Citation & Fine Program

Minor violations of the laws governing the profession may result in administrative citation and fine rather than formal accusation and disciplinary action.

Attorney General

If he or she believes the case can pass the legal standard, a Deputy Attorney General drafts formal charges (accusation), and a hearing may be scheduled. During pre-hearing conferences, a stipulated settlement (plea bargain) of the charges/penalties may be accepted by both sides; if this occurs, no hearing is needed. The Board may direct the Attorney General to file a petition to compel the licensee to submit to a competency examination or a psychiatric examination in lieu of, or preceding the filing of, an Accusation.

OR

Criminal Prosecution

A completed investigation may be referred to a local district attorney for prosecution of suspected criminal violations.

Administrative Hearing

If the licensee contests the charges, the case is heard by an Administrative Law Judge (ALJ), who then drafts a proposed decision. The proposed decision is reviewed by a panel of the Board, who have the option to:

  • Adopt the decision as proposed.
  • Reduce the penalty and adopt the decision.
  • Increase the penalty and adopt the decision. In this instance, the panel members must read the entire record of the hearing prior to acting.
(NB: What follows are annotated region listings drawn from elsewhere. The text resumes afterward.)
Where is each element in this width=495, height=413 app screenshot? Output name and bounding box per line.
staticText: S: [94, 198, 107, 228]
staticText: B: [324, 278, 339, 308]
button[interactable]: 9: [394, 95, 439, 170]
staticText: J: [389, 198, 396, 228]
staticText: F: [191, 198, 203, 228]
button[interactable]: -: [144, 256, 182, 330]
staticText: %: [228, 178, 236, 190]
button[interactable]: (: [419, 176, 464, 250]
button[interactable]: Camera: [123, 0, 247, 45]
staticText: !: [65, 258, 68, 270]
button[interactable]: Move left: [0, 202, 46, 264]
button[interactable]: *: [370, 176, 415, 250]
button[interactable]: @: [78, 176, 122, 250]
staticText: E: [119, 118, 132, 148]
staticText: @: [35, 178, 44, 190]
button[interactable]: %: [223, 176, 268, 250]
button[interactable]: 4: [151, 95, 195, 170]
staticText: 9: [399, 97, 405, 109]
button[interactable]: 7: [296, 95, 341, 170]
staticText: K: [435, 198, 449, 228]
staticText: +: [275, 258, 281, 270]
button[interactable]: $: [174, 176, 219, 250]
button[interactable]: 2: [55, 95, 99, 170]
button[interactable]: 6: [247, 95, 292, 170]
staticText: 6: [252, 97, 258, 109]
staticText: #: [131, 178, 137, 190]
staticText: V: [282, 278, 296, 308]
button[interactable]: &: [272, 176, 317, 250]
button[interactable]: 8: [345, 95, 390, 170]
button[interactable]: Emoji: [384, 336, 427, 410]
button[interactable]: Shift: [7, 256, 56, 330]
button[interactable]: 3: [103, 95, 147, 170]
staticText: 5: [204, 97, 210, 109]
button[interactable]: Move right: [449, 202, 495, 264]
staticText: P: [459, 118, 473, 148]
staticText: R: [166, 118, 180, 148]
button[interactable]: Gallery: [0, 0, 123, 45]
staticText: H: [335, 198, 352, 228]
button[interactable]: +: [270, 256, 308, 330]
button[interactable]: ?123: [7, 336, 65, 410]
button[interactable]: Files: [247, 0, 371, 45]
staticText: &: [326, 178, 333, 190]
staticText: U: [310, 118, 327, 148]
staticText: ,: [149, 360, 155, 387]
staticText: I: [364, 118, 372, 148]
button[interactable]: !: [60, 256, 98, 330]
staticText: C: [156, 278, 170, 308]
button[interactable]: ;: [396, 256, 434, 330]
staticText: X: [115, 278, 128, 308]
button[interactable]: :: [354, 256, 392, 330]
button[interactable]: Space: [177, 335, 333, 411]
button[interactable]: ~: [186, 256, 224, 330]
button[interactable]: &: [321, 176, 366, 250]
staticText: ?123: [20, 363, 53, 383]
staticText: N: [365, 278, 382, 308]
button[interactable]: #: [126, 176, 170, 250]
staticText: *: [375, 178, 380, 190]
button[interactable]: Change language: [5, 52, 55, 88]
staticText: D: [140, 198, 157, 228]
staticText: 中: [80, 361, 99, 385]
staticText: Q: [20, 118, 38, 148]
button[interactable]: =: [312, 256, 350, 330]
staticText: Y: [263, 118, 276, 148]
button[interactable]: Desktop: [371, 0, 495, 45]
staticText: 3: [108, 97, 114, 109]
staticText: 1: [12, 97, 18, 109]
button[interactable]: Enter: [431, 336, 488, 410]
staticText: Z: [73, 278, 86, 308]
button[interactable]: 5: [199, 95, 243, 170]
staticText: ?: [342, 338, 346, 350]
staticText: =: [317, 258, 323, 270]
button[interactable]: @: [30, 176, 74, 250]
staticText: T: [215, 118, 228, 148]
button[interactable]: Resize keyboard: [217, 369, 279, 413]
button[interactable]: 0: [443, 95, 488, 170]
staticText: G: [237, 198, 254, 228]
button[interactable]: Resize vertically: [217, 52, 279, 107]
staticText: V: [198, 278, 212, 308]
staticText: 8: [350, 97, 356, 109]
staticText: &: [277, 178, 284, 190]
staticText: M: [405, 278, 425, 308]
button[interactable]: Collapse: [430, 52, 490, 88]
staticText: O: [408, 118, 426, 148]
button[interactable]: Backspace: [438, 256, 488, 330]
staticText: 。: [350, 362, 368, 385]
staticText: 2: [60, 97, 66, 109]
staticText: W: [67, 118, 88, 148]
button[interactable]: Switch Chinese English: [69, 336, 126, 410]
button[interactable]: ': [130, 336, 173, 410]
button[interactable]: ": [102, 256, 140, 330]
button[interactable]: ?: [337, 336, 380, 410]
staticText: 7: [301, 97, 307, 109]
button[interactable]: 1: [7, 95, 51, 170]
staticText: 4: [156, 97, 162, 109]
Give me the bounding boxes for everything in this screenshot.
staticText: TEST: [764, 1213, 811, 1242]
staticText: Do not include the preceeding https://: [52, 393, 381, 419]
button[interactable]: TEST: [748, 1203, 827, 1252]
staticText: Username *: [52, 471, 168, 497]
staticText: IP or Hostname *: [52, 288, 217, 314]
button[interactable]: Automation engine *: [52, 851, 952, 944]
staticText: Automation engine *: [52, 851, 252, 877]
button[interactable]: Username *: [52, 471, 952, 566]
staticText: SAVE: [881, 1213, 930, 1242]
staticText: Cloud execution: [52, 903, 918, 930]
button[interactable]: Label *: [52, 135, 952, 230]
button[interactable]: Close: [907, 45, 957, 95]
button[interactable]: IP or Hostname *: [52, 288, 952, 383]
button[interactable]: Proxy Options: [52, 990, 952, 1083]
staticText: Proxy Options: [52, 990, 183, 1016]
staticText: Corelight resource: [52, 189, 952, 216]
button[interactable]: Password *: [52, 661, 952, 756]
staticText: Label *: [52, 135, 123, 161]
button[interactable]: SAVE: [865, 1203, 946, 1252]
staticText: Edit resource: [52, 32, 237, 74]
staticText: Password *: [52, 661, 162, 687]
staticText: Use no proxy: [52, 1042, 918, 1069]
The licensee is given the opportunity to submit written and oral arguments.

Appeal

Licensees may petition the Board for reconsideration of a decision up to 30 days after it is adopted. Thereafter, licensees may petition the Board for reinstatement of a revoked license, reduction of terms of penalty, or termination of a period of probation. Various time periods apply before petitions can be filed with the Board.

Final decisions may be appealed to the Superior Court, the District Court of Appeal, and to the California Supreme Court.